Needless to say, this diversity quest isn’t the only factor driving the admission of students unqualified for university-level work. Colleges and universities have skillfully promoted the seductive notion that everybody should go to college — indeed, that all have a right to go to college. For decades, the number of students taking remedial courses has been rising; in the CSU system, it is now more than half the entire student body. These courses were once prerequisites for attending a university.

Shortsighted utilitarianism has always been a threat to liberal education. Starting in the 1920s, many universities, following the lead of the University of Chicago, created the General Education core curriculum to offset the narrow specialization that increasingly characterized higher education. The GE requirements, which included courses in art, history, and philosophy, would give students a simulacrum of a broader liberal education and complement their more utilitarian degrees. But the plan failed miserably. Academic departments, particularly those with few students, see the GE courses as cash cows and try to get as many of their courses as possible into the GE curriculum. These courses tend to be narrowly focused within their disciplines. At CSU, for example, students can satisfy their GE requirement in Arts and Humanities by taking Introduction to Hmong or American Sign Language. Another GE area — Social, Political, and Economic Institutions and Behavior — includes courses like Africana Cultures and Images and Introduction to Asian Americans. Any unified, coherent experience of the humanities winds up lost in the disjointed variety of the material.

The courses themselves are frequently ideologically biased. Traditional courses teaching the Western tradition still exist, but they’re now just one among many choices. For example, students at my university can fulfill one of their Arts and Humanities course requirements by taking a survey of ancient and medieval art. In such a course, there’s at least a chance they will be exposed to the great classics of Western art. But another option for the Arts and Humanities requirement, Chicano Artistic Expression, is necessarily an ideological course — since “Chicano” designates a certain political viewpoint based on identity. In fact, identity politics has an area requirement all to itself, “Multicultural/International,” with such course options as Cultural Diversity and Oppression and Women of Color in the United States. Most egregiously, the GE Critical Thinking options, which are supposed to include courses in basic writing, speaking, math, and thinking skills, also include Critical Thinking: Gender Issues and Critical Thinking in Chicano and Latin American Studies. I doubt that much truly critical thinking about the questionable assumptions of identity politics goes on in those courses.

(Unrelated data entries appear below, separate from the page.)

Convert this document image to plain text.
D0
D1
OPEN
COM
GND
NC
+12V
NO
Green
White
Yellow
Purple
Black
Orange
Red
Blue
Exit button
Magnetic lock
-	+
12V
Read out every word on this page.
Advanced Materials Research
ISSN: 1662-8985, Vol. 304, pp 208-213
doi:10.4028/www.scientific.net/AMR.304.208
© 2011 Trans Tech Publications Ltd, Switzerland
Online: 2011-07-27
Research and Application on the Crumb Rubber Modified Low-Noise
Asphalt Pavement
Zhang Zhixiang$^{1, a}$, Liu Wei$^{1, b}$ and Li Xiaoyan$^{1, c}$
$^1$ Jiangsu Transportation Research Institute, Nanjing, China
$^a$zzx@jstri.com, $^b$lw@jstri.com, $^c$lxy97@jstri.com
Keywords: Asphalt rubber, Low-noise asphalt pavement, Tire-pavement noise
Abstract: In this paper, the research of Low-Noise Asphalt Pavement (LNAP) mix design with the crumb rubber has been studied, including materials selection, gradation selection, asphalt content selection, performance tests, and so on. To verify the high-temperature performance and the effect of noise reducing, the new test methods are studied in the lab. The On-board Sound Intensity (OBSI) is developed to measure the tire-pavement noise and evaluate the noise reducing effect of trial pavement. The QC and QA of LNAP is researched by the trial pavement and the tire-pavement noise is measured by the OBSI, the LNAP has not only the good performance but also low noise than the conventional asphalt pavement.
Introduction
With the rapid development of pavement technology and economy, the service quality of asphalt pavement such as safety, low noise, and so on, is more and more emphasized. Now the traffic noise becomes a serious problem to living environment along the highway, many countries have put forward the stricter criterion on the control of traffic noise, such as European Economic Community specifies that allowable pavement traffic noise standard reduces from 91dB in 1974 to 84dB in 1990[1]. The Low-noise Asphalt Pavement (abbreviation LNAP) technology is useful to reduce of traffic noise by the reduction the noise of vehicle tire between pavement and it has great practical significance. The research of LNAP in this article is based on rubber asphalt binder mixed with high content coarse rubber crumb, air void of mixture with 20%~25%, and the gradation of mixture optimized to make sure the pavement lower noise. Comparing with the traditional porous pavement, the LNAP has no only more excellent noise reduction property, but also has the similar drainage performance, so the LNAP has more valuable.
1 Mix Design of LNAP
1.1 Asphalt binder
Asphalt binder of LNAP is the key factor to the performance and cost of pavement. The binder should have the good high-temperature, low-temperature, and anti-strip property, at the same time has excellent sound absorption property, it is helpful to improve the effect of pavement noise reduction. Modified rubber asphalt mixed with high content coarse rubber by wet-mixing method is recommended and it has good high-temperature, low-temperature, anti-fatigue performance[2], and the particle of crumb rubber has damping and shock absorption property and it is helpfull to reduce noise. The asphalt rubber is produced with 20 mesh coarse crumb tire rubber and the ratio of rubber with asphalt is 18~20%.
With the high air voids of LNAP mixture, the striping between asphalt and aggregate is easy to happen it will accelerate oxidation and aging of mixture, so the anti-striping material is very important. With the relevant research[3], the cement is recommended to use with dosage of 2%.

The disappearance of liberal education helps explain why today, despite their Latin mottos and medieval graduation gowns, most state universities look less like traditional colleges and more like other state-funded bureaucracies, run not by scholars but by managers and functionaries. No longer do they provide students with a grounding in the “best that has been said and thought,” as Arnold put it. What they do provide is a poor substitute: vocational training and unexamined left-wing orthodoxy.